On May 23, 2019, Little was arrested by Ugandan police in connection with his MMS activities.
Before his arrest, Little told Business Insider that it was the 2012 video which inspired him to go to Uganda himself.
YouTube/Sam Little
Little spoke to Business Insider via cellphone from a community in Uganda, and said that he had become convinced that MMS works after giving it to a pet. He said he had "proved that it can cure HIV and malaria."
He claimed to be acting "out of the kindness of my heart."
He said: "If I was doing this to do something bad, I wouldn't be posting it on my Facebook. I've got nothing to hide. Any money the church gets, it gives out to help people. It's not a thing to make money."
He declined to give the names of doctors whom he had said could vouch for his claim that he had used MMS to cure HIV and malaria.
"They don't have the options that we have in the richer countries"
In his film, Little appears alongside a man called Samula Albert Araali.

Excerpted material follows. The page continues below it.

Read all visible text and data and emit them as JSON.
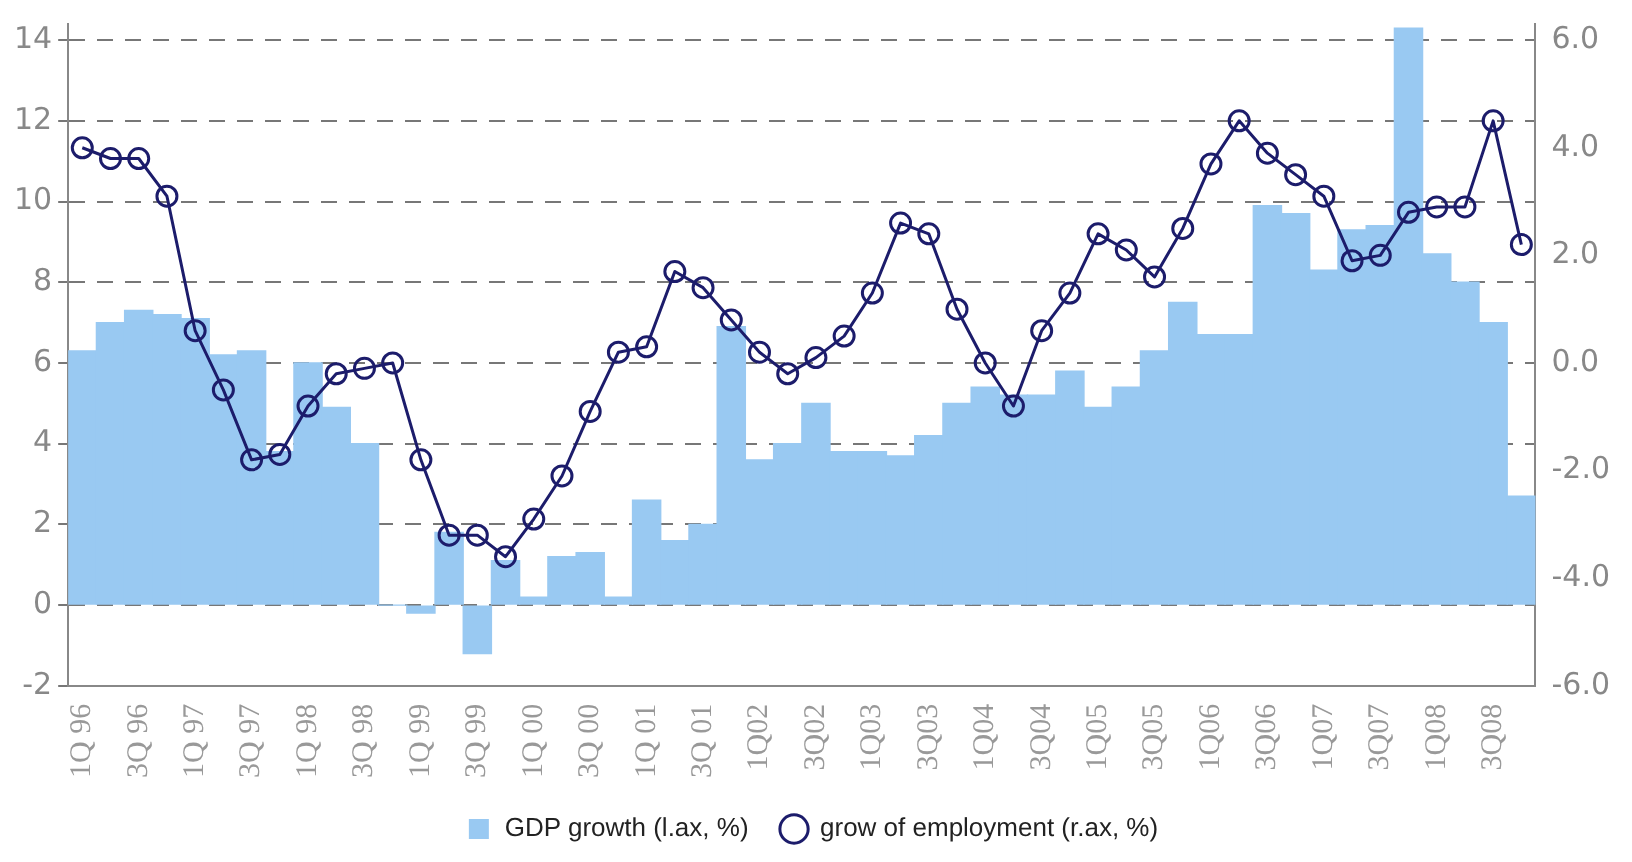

He appears to be the same man as Samuel Albert, whom police in Uganda named as one of the three arrested on May 23.
In videos uploaded last year Araali claims to be a "bishop" in the Genesis II Church, and distributes the substance to Ugandans whom he says suffer from "malaria, tuberculosis, common coughs and colds and diabetes."
Araali also cites the Red Cross video, which he says "proves " the substance works.
Samula ALbert Aarali/YouTube
Araali did not respond to multiple requests for comment from Business Insider, made before and after his apparent arrest.
After being tipped off about Araali's video, an official from Uganda's National Drugs authority told Business Insider that officials were investigating, and are considering legal action.
The Ugandan network is organized by American pastor Robert Baldwin, according to the Guardian. When reached by Business Insider, Baldwin insisted that chlorine dioxide was FDA-approved for certain uses in food. "The FDA has a direct conflict of interest to approve any natural health treatments, they are staffed by people from the drug industry. You cannot patent natural health solutions like chlorine dioxide. Therefore, there is no profit," he said.
In a taped conversation with anti-MMS campaigner Fiona O'Leary, heard by Business Insider, Baldwin said he was training a network of pastors to give MMS to congregants.
Baldwin, who is based in New Jersey, said he went to Africa because of its weaker regulation.
"America and Europe have much stricter laws so you are not as free to treat people because it is so controlled by the FDA," he said. "That's why I work in developing countries."
"Those people in poor countries, they don't have the options that we have in the richer countries. They are much more open to receiving the blessings that God has given them."